Background: Racial/ethnocultural inequities have been demonstrated throughout our health care system, though their presence among patients who undergo interhospital transfer (IHT), commonly done to provide patients with more specialized care, is poorly understood. The goals of this study are to evaluate the association between patient race/ethnicity and IHT to identify potential racial disparities in this care transition.

Methods: We performed a retrospective analysis using 2016 data from the National Inpatient Sample (NIS), the largest publicly available all-payer inpatient health care database in the United States which yields national estimates of hospital inpatient admissions. All adult patients ≥ age 18 were included. The primary outcome was IHT, defined as transfer to another acute care facility. The primary predictor was race, categorized as traditionally underserved racial/ethnic minority groups (Black, Hispanic, Native American) versus other (White, Asian, Other). We performed univariate, then multivariate logistic regression models to obtain the adjusted odds of IHT by race, adjusting for patient and hospital characteristics, including patients’ age, sex, insurance, median household income by zip code, mortality risk by diagnosis-related group (DRG), hospital teaching status, region and number of annual discharges. We performed secondary analyses using individual race/ethnicity categories.

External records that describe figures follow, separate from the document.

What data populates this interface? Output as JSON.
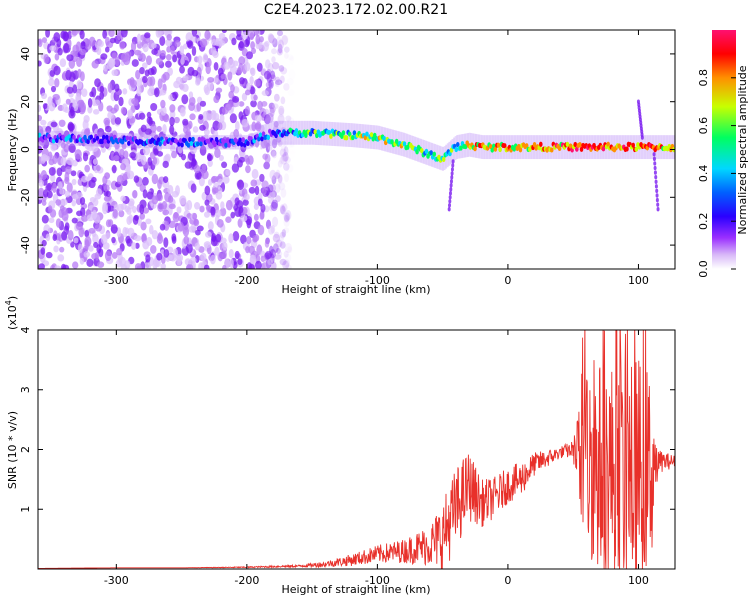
{
  "title": "C2E4.2023.172.02.00.R21",
  "colors": {
    "snr_line": "#e8302a",
    "spectrum_low": "#8a2be2",
    "colormap": [
      "#ffffff",
      "#d8b8f8",
      "#9b30ff",
      "#2a00ff",
      "#0060ff",
      "#00d8ff",
      "#00ff60",
      "#c8ff00",
      "#ff9000",
      "#ff0000",
      "#ff1070"
    ]
  },
  "chart_data": [
    {
      "type": "heatmap",
      "title": "C2E4.2023.172.02.00.R21",
      "xlabel": "Height of straight line (km)",
      "ylabel": "Frequency (Hz)",
      "xlim": [
        -360,
        128
      ],
      "ylim": [
        -50,
        50
      ],
      "x_ticks": [
        -300,
        -200,
        -100,
        0,
        100
      ],
      "x_tick_labels": [
        "-300",
        "-200",
        "-100",
        "0",
        "100"
      ],
      "y_ticks": [
        -40,
        -20,
        0,
        20,
        40
      ],
      "y_tick_labels": [
        "-40",
        "-20",
        "0",
        "20",
        "40"
      ],
      "colorbar": {
        "label": "Normalized spectral amplitude",
        "range": [
          0,
          1
        ],
        "ticks": [
          0.0,
          0.2,
          0.4,
          0.6,
          0.8
        ],
        "tick_labels": [
          "0.0",
          "0.2",
          "0.4",
          "0.6",
          "0.8"
        ]
      },
      "ridge": {
        "x": [
          -360,
          -300,
          -250,
          -200,
          -180,
          -150,
          -120,
          -100,
          -80,
          -60,
          -50,
          -40,
          -30,
          -20,
          0,
          20,
          40,
          60,
          80,
          100,
          110,
          128
        ],
        "y": [
          5,
          4,
          3,
          3,
          7,
          7,
          6,
          5,
          2,
          -2,
          -4,
          1,
          2,
          1,
          1,
          1,
          1,
          1,
          1,
          1,
          1,
          1
        ],
        "amplitude": [
          0.3,
          0.3,
          0.3,
          0.3,
          0.35,
          0.5,
          0.6,
          0.65,
          0.6,
          0.55,
          0.55,
          0.6,
          0.7,
          0.8,
          0.75,
          0.8,
          0.8,
          0.85,
          0.8,
          0.85,
          0.8,
          0.7
        ]
      },
      "noise_region_x": [
        -360,
        -165
      ],
      "grid": false
    },
    {
      "type": "line",
      "xlabel": "Height of straight line (km)",
      "ylabel": "SNR (10 * v/v)",
      "y_scale_label": "(x10",
      "y_scale_exponent": "4",
      "y_scale_suffix": ")",
      "xlim": [
        -360,
        128
      ],
      "ylim": [
        0,
        4
      ],
      "x_ticks": [
        -300,
        -200,
        -100,
        0,
        100
      ],
      "x_tick_labels": [
        "-300",
        "-200",
        "-100",
        "0",
        "100"
      ],
      "y_ticks": [
        1,
        2,
        3,
        4
      ],
      "y_tick_labels": [
        "1",
        "2",
        "3",
        "4"
      ],
      "series": [
        {
          "x": [
            -360,
            -300,
            -250,
            -200,
            -160,
            -140,
            -120,
            -100,
            -80,
            -60,
            -50,
            -40,
            -30,
            -20,
            -10,
            0,
            10,
            20,
            30,
            40,
            50,
            55,
            60,
            70,
            80,
            90,
            100,
            110,
            115,
            128
          ],
          "y": [
            0.01,
            0.02,
            0.02,
            0.03,
            0.05,
            0.08,
            0.15,
            0.25,
            0.3,
            0.4,
            0.55,
            1.0,
            1.4,
            1.1,
            1.2,
            1.4,
            1.5,
            1.75,
            1.85,
            1.95,
            2.0,
            1.85,
            1.8,
            1.7,
            1.6,
            1.5,
            1.6,
            1.7,
            1.8,
            1.8
          ],
          "spread": [
            0,
            0,
            0,
            0.01,
            0.02,
            0.05,
            0.1,
            0.15,
            0.2,
            0.35,
            0.6,
            0.7,
            0.6,
            0.4,
            0.35,
            0.3,
            0.3,
            0.2,
            0.15,
            0.1,
            0.15,
            1.0,
            1.6,
            1.8,
            1.9,
            1.9,
            2.0,
            1.6,
            0.2,
            0.1
          ]
        }
      ],
      "grid": false
    }
  ]
}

Results: There were a total of 6,037,727 unique admissions in the cohort, among whom 120,396 (2.39%) were transferred to an acute care facility. Among those transferred, 46.2% were female, 72.7% were white, 13.3% were Black and 8.4% were Hispanic. Univariable analysis revealed that minority patients had a lower odds of transfer compared to other groups (OR 0.75, 95% CI 0.72-0.78). Multivariable logistic regression adjusting for patient characteristics also revealed a lower odds of transfer (OR 0.84, 95% CI 0.81-0.87). However, when we additionally adjusted for hospital characteristics, this association lost significance (Table). In secondary analysis, Hispanic ethnicity was associated with lower adjusted odds of transfer compared to White patients (OR 0.94, 95% CI 0.90-0.98).

Conclusions: In this nationally representative sample of patients undergoing IHT, we found that minority race/ethnicity, and Hispanic ethnicity in particular, was associated with lower odds of IHT. These findings remained after adjusting for patient characteristics, but became non-significant after also adjusting for hospital characteristics, suggesting that existing racial disparities may be mitigated in part by factors affecting the hospitals to which minority patients present. Additional research is needed to further explore the drivers of these inequities.